3.3 The Learned AR placed reliance on the decision of tribunal in case of Habra Life International India Pvt. Ltd. Vs ACIT Range 12, New Delhi (109 ITD 450) in which it has been held that even if the payments were taxable in case of the non residents no disallowance could be made on account of non deduction of tax in view of article 26(3) of Indo US treaty. In the said case the American parent company had rendered services to the assessee which included data processing, accounting, financial and planning services in respect of its products in lieu of some administrative fees payable by the assessee. The tribunal in the said case noted that admittedly the exceptions set out in article 26(3) were not attracted and accordingly it was held that the assessee was entitled to protection under article 26(3) and no disallowance could be made as under the provisions at the relevant time no disallowance could be made in case of payment to residents on the ground of non deduction of tax at source. In the present case also, it was pointed out that the exception provided in section 26(3) were not applicable. It was submitted that paragraph 8 of Article 12 relating to royalties and fees for included services was relevant in case of the assessee and the said paragraph 8 applied only if the amount paid was more than the market value due to relationship between the parties. The assessee bank had no relationship with the payee and therefore paragraph 8 of Article 12 was not applicable and the case of the assessee was thus not covered by any exceptions provided in Article 26(3). The Learned DR on the other hand placed reliance on the order of CIT(A) and the AO.

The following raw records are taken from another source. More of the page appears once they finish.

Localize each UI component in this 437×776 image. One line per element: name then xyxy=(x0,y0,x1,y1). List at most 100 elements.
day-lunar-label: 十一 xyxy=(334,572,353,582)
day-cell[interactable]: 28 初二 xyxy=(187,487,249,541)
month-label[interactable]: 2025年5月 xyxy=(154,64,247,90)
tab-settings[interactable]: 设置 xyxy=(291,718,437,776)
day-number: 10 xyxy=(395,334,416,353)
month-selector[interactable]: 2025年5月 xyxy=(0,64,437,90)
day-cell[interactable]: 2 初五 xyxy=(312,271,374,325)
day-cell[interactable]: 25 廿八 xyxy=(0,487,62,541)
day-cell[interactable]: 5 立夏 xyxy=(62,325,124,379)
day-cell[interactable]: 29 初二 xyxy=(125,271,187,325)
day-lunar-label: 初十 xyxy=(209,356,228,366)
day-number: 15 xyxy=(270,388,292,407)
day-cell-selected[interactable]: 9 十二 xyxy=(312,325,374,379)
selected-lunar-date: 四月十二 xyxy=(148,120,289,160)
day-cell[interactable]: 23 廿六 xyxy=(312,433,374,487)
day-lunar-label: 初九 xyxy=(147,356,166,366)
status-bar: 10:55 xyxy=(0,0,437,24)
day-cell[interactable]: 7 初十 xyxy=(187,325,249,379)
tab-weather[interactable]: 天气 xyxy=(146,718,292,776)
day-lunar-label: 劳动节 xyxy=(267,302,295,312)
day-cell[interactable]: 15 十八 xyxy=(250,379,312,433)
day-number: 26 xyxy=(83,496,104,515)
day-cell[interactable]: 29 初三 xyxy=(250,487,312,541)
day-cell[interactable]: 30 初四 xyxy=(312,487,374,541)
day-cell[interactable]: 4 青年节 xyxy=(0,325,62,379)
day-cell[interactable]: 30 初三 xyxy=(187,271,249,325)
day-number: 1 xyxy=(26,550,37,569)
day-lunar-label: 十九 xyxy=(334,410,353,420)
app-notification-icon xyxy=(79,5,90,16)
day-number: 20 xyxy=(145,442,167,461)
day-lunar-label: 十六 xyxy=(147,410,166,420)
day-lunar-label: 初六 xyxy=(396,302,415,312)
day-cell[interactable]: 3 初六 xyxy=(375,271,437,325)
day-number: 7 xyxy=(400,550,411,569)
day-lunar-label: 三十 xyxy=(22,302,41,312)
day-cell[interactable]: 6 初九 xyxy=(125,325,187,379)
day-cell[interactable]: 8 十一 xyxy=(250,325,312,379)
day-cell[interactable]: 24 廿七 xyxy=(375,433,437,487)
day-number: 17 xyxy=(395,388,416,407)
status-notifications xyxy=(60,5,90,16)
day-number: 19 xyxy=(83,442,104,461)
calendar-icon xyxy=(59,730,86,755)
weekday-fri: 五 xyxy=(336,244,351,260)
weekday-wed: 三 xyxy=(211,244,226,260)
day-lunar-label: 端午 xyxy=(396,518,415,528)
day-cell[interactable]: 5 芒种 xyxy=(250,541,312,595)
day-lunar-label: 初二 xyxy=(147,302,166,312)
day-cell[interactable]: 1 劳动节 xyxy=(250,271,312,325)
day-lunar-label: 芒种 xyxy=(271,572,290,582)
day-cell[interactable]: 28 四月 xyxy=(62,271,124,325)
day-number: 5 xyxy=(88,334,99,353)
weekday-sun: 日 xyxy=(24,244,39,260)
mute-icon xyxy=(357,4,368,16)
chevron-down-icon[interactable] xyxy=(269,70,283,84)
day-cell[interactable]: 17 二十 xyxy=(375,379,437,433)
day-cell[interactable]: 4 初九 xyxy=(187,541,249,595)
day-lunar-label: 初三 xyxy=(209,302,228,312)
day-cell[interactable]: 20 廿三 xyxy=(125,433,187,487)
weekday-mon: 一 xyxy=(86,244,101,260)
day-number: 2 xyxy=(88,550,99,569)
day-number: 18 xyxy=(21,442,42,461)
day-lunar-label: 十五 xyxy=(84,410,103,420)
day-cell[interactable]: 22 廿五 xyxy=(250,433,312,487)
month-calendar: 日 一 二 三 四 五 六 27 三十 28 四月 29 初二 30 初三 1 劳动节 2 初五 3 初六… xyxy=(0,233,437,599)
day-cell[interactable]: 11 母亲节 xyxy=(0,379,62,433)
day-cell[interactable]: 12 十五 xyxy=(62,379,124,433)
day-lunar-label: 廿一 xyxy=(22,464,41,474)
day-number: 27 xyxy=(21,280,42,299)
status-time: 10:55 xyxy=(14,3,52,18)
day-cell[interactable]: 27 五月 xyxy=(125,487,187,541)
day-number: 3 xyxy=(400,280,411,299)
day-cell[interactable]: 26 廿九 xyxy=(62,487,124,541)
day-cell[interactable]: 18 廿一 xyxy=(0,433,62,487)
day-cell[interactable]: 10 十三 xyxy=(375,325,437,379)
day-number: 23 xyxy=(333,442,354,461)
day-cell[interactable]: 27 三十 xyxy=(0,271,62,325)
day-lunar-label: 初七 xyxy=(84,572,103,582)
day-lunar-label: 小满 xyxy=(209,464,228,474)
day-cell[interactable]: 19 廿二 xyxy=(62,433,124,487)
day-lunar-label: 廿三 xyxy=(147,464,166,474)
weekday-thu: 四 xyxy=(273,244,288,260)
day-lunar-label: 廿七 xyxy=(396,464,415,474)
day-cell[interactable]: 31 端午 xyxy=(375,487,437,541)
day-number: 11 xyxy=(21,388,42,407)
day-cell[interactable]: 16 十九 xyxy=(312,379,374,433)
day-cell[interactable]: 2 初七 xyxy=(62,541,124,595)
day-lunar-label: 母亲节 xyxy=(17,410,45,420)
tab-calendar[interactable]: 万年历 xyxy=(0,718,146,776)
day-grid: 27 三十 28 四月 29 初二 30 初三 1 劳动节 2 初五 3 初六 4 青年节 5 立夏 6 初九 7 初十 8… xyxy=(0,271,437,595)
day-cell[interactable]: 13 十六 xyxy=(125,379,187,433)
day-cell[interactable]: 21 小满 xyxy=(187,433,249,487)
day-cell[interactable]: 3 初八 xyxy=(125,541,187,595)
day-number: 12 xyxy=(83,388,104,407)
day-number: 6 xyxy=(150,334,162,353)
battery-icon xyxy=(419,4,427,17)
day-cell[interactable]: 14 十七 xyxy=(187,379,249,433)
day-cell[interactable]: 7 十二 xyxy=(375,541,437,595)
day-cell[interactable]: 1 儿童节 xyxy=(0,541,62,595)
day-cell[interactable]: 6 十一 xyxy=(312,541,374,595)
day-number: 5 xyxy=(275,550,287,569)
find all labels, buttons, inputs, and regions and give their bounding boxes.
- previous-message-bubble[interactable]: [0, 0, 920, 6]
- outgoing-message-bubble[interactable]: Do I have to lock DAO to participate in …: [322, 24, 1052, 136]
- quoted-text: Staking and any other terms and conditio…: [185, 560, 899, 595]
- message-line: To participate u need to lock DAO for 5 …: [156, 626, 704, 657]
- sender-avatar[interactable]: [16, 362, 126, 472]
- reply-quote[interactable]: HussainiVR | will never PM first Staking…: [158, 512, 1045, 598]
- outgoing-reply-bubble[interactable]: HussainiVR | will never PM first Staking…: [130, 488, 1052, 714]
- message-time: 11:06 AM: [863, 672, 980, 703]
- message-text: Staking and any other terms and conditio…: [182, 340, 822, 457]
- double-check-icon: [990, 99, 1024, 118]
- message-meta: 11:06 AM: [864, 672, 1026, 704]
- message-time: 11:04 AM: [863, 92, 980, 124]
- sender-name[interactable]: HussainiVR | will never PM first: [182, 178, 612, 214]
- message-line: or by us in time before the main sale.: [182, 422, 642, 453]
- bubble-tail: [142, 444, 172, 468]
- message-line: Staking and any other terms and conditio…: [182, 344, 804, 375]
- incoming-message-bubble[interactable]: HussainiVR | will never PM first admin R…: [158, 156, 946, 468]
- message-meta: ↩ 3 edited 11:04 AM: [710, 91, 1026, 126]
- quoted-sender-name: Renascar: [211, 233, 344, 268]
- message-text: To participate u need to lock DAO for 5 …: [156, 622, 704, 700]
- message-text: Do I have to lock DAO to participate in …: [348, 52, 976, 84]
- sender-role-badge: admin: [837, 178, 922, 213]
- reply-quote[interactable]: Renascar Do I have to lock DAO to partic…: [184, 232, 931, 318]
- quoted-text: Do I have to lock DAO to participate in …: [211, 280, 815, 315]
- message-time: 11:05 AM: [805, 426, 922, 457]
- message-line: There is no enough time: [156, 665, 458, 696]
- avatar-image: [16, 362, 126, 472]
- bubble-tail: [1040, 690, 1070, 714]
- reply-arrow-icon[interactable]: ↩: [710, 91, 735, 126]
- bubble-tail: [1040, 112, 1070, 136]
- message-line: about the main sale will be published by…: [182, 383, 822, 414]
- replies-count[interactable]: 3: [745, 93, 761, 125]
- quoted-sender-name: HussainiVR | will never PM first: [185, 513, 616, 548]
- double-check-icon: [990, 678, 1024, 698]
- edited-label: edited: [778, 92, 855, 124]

3.4 We have perused the records and considered the rival contentions carefully. The dispute is regarding disallowance of deduction claimed by the assessee on account of payments made to Master Card and VISA Cards. The said payments were made by the assessee for services rendered by the foreign non residents and disallowance has been made under section 40(a)(i)on the ground that no tax had been deducted at source. The case of the assessee is that said payments were not taxable in the hands of the payee non residents as they did not have any permanent establishment in India. Alternatively it has also been argued that even if the amounts were taxable in the name of the non resident, the deduction claimed on account of payments could not be disallowed in case of the assessee in view of the Article 26(3) of the Indo US Double Taxation Avoidable Agreement. We have perused the said article and are of the view that the said Article protects the interest of the non residents vis-a-vis residents. The Article provides that payment made to the non resident will be deductible under the same conditions as if the payment were made to a resident. The exceptions provided in the Article 26(3) are not applicable in case of assessee as paragraph 8 of the Article 12 does not apply to the assessee as there is no relationship between the assessee and the payee concerns. As per the provisions of section 40(a)(i) applicable for the relevant year no disallowance could be made respect of payments to the residents on the ground of non deduction of tax at source. Therefore in view of the provisions of Article 26(3), no disallowance can be made in case of payments to the non residents also even if the amount is found taxable in India in their hands. This view is supported by the decision of the Delhi Bench of the Tribunal in case of Herbal Life International India (109 ITD 450). The order of CIT(A) confirming the disallowance cannot therefore be upheld. We accordingly set aside the order of CIT(A) and allow the claim of the assessee.
4. In the result all the appeals of the assessee are allowed in terms of the order above.
5. The order was pronounced in open court on 24.09.2010.